According to the data collected from the second-round interview, older adults’ behavior patterns varied in the different types of UGS. In terms of activities, the highest percentage (36%) of older adult respondents in street parks were passing by and taking a rest. On the other hand, 38% of respondents in green areas in public housing were engaged in a mix of activities (social interactions, physical exercise, etc.) while another 27% were passing by and taking a rest. For visiting companions, approximately 50% of older adults in green areas in public housing claimed that they visit the place with friends. Since public housing generally consists of public rental housing estates that were built by the Hong Kong Housing Authority and subsidized by the Hong Kong Government, tenants generally have a lower socio-economic status and are composed of a large proportion of elderly citizens. Over 70% of respondents in street parks were there by themselves. From both the interviews and site audits, it was noticeable that more social interactions could be found among older adults in the green areas in public housing than in street resting gardens.
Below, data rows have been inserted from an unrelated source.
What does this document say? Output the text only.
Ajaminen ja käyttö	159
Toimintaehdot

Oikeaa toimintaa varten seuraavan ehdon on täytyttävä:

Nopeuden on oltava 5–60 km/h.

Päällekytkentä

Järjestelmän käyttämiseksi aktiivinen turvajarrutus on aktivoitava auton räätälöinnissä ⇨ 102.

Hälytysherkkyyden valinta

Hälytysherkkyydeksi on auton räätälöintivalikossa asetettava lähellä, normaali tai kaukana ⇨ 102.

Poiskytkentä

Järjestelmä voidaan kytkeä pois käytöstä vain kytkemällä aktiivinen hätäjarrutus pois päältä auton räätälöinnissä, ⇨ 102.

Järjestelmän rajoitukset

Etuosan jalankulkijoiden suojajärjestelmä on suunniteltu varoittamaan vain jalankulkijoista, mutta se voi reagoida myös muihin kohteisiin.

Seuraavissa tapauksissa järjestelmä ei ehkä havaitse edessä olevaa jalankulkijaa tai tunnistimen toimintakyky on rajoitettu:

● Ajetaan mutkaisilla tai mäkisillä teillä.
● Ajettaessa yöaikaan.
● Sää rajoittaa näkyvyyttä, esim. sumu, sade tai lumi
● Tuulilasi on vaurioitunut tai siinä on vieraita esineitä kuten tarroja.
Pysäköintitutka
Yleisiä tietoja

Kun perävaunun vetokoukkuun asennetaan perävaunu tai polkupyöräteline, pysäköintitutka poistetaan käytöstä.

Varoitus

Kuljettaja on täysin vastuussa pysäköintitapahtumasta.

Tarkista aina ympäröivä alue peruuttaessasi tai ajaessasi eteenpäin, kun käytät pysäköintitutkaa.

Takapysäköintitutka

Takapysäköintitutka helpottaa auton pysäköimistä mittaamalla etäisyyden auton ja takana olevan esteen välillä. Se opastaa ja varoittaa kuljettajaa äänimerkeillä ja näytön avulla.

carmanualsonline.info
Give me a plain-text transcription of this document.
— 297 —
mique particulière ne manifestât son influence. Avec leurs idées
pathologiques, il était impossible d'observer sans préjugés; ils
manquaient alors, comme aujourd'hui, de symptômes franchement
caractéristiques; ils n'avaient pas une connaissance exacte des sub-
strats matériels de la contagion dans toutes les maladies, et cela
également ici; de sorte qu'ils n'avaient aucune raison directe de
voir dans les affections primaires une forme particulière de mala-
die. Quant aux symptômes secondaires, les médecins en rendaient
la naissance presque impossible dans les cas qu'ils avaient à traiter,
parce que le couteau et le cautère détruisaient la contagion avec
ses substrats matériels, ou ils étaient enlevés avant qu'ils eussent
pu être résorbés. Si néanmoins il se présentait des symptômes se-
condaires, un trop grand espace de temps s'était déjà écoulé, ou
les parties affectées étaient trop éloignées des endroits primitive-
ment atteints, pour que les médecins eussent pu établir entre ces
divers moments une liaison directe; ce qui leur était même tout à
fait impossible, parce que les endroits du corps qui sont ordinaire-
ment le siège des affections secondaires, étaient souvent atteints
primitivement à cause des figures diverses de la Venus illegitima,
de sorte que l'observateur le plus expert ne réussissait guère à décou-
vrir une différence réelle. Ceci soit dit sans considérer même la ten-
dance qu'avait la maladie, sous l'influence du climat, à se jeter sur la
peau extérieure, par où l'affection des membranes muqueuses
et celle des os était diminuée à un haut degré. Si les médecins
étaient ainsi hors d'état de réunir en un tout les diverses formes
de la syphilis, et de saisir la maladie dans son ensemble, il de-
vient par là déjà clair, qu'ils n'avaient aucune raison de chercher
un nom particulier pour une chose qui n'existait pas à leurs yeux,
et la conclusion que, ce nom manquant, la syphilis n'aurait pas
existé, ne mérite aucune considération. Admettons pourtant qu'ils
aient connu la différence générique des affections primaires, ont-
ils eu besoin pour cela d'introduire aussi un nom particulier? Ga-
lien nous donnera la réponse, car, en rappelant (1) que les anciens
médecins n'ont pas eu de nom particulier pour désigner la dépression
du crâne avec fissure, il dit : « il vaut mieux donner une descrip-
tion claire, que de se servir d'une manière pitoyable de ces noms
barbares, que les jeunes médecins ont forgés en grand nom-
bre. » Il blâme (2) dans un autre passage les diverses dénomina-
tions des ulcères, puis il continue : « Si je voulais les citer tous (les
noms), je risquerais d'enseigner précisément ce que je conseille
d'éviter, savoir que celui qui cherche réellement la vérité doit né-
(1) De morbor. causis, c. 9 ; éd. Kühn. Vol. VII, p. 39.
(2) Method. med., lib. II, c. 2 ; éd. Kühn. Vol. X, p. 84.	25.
Design features that can facilitate such social interactions and create an atmosphere of gathering are usually the most popular spots in the UGS (Figure 7).

4. Discussion

We examined perceptions of UGSs in elderly people in two cities in Asia, through two rounds of assessment incorporating questionnaires and site surveys. Overall, we found that health aspects, such as mobility, affected elders’ use of and willingness to travel to UGSs. Visiting UGSs had an impact on mental health scores, and subgroups of elders with differing needs were identified based on demographic variables.
Older residents in high-density cities tend to spend considerable amounts of time in UGSs due to overcrowded living environments [10,79]. The results of this study agreed with previous research that a longer UGS visit duration creates positive impacts on older adults’ mental health and social functioning [80,81]. Consistent with previous results [82], this study provides further evidence that potential health benefits associated with UGSs are important to older adults with low social support and social capital, i.e., lower income groups, older elderly groups, and older adults living alone.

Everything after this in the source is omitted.